Winning approval by US and California regulators for the 3.0-liter modifications allows Volkswagen to avoid offering to buy-back the vehicles from owners and lessees under the terms of a US$1.2 billion court settlement reached in May. Repairs have been approved for the remaining VW and Audi vehicles powered by 2.0-liter engines, totaling about 477,000 vehicles. As part of that deal, the automaker agreed to buy back around 20,000 Touareg and Audi Q7s.
That leaves only about 40,000 vehicles with the automaker's 3.0-liter diesel V-6 engine for which an approved repair has not been received. In September, regulators rejected a fix for 2012-2014 Passat diesels with manual transmissions.
In Monday's announcement, the Environmental Protection Agency and the California Air Resources Board approved VW's plan to remove illegal software in the SUVs, and modify hardware on some vehicles.
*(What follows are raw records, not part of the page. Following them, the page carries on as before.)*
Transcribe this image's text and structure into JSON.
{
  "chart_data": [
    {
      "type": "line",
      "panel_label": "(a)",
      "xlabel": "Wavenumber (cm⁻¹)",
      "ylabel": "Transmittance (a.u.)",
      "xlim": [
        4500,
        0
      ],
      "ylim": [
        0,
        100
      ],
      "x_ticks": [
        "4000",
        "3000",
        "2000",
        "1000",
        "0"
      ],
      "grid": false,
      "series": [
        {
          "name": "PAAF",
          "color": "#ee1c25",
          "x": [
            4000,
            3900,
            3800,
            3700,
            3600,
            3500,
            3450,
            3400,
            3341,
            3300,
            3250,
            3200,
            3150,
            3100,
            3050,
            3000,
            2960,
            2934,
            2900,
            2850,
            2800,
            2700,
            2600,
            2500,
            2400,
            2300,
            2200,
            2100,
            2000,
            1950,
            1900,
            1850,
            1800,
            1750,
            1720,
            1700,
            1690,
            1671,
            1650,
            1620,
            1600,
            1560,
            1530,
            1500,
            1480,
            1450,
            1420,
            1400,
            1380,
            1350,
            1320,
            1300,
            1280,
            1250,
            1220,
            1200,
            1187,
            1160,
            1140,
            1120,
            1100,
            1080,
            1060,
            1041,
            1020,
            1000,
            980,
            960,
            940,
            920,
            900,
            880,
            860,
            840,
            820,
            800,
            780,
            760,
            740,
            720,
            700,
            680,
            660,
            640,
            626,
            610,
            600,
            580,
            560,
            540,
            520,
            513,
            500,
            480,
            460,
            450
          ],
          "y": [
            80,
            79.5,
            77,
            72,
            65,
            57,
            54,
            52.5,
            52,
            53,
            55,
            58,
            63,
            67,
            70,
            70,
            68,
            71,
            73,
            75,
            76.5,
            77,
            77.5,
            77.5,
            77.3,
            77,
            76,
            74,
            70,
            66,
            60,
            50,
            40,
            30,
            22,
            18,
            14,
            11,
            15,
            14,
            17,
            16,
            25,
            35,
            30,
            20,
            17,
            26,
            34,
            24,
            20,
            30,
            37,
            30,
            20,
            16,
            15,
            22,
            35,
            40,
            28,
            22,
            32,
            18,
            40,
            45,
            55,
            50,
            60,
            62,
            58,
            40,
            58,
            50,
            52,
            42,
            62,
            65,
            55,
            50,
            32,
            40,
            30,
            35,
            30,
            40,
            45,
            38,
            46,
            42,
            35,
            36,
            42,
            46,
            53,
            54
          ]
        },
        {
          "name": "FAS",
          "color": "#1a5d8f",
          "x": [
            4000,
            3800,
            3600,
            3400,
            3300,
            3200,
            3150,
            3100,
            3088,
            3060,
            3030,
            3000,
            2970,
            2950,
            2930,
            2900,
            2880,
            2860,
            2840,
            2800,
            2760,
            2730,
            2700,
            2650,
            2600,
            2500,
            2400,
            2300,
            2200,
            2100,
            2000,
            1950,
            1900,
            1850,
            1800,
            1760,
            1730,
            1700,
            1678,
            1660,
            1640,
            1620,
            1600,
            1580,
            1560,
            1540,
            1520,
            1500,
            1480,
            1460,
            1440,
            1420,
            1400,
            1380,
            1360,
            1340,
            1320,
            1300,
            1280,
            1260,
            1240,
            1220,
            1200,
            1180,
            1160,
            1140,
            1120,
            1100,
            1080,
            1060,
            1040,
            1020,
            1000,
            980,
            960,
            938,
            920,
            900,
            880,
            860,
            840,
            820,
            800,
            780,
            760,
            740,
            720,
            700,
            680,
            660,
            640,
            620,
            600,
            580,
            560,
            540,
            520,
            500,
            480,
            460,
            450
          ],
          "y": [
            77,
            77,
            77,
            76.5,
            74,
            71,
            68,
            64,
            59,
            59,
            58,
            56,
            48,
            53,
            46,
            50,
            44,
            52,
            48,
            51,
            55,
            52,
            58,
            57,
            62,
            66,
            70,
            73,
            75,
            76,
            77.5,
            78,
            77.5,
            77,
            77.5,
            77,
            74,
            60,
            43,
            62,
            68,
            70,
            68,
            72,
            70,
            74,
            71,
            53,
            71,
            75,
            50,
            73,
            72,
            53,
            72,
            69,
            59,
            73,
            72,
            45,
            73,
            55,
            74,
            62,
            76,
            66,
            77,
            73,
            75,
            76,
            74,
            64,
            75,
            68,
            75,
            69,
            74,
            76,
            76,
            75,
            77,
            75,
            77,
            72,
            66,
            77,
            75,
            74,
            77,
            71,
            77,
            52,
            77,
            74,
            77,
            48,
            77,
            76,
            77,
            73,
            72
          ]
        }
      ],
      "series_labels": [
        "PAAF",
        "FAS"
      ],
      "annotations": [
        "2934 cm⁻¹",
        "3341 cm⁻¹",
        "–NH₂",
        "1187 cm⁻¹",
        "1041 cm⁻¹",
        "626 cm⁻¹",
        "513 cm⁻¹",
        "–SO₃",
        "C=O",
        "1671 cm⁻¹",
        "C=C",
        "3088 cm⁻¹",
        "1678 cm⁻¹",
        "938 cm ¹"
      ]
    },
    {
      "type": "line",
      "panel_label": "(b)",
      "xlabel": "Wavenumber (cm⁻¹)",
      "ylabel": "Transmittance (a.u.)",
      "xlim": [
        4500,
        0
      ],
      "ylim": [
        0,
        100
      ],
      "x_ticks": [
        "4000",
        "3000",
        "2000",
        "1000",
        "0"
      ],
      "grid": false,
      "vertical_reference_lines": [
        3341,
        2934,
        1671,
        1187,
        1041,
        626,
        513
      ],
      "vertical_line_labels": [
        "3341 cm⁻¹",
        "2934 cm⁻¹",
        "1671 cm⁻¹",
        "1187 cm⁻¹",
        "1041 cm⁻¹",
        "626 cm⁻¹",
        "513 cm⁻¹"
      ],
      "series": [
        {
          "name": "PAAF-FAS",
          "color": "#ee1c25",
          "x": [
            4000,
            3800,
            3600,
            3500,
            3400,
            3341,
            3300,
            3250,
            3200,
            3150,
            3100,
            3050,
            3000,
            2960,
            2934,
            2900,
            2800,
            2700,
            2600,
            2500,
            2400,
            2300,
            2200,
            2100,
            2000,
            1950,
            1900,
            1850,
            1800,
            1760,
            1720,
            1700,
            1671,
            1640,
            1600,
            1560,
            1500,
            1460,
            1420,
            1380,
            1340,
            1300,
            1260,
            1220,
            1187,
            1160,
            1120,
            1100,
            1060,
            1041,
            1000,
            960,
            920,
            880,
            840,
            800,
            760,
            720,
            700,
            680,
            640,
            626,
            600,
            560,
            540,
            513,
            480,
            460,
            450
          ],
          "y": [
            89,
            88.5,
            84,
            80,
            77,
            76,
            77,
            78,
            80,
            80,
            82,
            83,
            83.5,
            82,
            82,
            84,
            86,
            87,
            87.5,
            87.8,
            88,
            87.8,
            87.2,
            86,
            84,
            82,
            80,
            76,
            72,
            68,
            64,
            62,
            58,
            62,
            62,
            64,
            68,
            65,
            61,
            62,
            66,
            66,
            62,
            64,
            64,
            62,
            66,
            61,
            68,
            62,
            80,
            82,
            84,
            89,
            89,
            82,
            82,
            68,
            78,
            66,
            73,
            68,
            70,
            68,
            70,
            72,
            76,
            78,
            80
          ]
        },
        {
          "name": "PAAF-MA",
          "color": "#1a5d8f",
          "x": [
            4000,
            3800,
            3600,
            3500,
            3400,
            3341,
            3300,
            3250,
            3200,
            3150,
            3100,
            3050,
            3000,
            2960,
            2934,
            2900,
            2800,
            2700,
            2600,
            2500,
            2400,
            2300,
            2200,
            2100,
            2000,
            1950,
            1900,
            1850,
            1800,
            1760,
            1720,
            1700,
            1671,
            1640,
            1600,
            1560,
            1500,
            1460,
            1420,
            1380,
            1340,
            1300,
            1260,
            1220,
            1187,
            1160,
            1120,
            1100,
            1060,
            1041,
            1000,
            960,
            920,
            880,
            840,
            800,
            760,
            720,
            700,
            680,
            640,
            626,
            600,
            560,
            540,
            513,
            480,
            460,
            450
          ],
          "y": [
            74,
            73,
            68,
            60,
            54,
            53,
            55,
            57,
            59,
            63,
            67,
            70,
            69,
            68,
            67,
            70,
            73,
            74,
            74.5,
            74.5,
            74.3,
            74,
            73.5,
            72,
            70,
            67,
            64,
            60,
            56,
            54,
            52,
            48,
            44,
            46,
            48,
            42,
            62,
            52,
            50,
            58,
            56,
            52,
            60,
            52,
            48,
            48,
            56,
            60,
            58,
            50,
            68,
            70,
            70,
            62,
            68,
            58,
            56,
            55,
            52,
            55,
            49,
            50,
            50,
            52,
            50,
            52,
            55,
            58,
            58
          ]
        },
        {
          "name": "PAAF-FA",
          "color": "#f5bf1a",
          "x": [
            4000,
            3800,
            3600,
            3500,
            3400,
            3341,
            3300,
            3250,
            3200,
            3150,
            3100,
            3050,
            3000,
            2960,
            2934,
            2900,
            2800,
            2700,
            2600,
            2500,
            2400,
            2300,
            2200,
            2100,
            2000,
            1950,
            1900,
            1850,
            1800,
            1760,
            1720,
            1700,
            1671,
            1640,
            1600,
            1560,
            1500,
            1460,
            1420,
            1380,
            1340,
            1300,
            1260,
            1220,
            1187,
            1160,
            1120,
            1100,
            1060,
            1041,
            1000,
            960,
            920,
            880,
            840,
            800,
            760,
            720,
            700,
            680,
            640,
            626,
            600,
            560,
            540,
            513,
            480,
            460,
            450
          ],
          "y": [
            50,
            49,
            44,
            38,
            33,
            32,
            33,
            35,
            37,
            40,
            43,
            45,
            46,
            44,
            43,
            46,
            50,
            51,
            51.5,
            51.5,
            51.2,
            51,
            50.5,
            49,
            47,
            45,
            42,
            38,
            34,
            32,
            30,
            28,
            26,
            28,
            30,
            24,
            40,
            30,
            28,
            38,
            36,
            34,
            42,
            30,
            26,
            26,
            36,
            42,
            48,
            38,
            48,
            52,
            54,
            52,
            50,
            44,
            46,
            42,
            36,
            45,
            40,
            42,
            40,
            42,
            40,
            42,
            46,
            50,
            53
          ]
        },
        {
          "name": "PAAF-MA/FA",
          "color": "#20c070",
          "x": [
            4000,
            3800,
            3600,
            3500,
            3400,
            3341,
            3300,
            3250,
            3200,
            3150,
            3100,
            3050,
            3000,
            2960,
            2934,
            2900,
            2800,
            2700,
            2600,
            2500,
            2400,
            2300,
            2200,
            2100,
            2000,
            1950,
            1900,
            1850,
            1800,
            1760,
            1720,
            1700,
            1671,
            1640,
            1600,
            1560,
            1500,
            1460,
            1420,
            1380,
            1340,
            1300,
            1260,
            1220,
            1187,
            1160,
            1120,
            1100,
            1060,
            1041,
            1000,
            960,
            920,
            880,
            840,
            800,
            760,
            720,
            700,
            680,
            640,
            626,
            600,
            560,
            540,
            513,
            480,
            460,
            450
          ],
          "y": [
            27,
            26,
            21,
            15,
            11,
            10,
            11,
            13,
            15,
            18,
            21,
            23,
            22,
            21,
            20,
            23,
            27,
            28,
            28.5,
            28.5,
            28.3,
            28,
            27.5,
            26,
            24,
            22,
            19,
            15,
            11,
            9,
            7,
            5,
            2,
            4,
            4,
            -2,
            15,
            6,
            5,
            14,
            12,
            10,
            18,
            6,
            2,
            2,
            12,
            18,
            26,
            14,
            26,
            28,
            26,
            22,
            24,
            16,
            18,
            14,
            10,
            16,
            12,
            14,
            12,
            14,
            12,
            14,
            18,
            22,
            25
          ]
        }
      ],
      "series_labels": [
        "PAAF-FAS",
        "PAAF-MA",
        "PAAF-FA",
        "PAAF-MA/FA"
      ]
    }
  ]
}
The 2015 Audi Q7 as well as the 2013-2014 VW Touareg and Porsche Cayenne SUVs will receive a software update only, while Touaregs and Cayennes from model years 2015-2016 will get hardware changes as well.
"To obtain these approvals, the companies submitted test data and technical information to EPA and CARB demonstrating that the fixes bring emissions into compliance with the standards to which the vehicles were originally certified, without negative impacts to vehicle reliability or durability," the EPA said in an email.
In a statement, VW spokeswoman Jeannine Ginivan said the company is "working closely with our regulators to develop approved solutions for the remaining 3.0L TDI V6 vehicles as quickly as possible." Volkswagen AG admitted in late 2015 that it rigged about 11 million diesel vehicles worldwide to cheat emissions tests, kicking off one of the largest corporate fraud scandals in the history of the global auto industry. The carmaker has since settled suits with consumers and regulators in the US and has agreed to buy back or fix the vehicles. Eight of its executives have been indicted in the US and two have pleaded guilty to their roles in the scandal.
VW's total costs from settlements, buybacks and other steps to remedy the scandal have reached some US$30 billion. Volkswagen took a surprise charge of US$3 billion in the third quarter after the buyback and repair efforts proved more complex than expected.
"The automakers will contact vehicle owners to offer them the modifications and an extended warranty free of charge," according to a statement from CARB.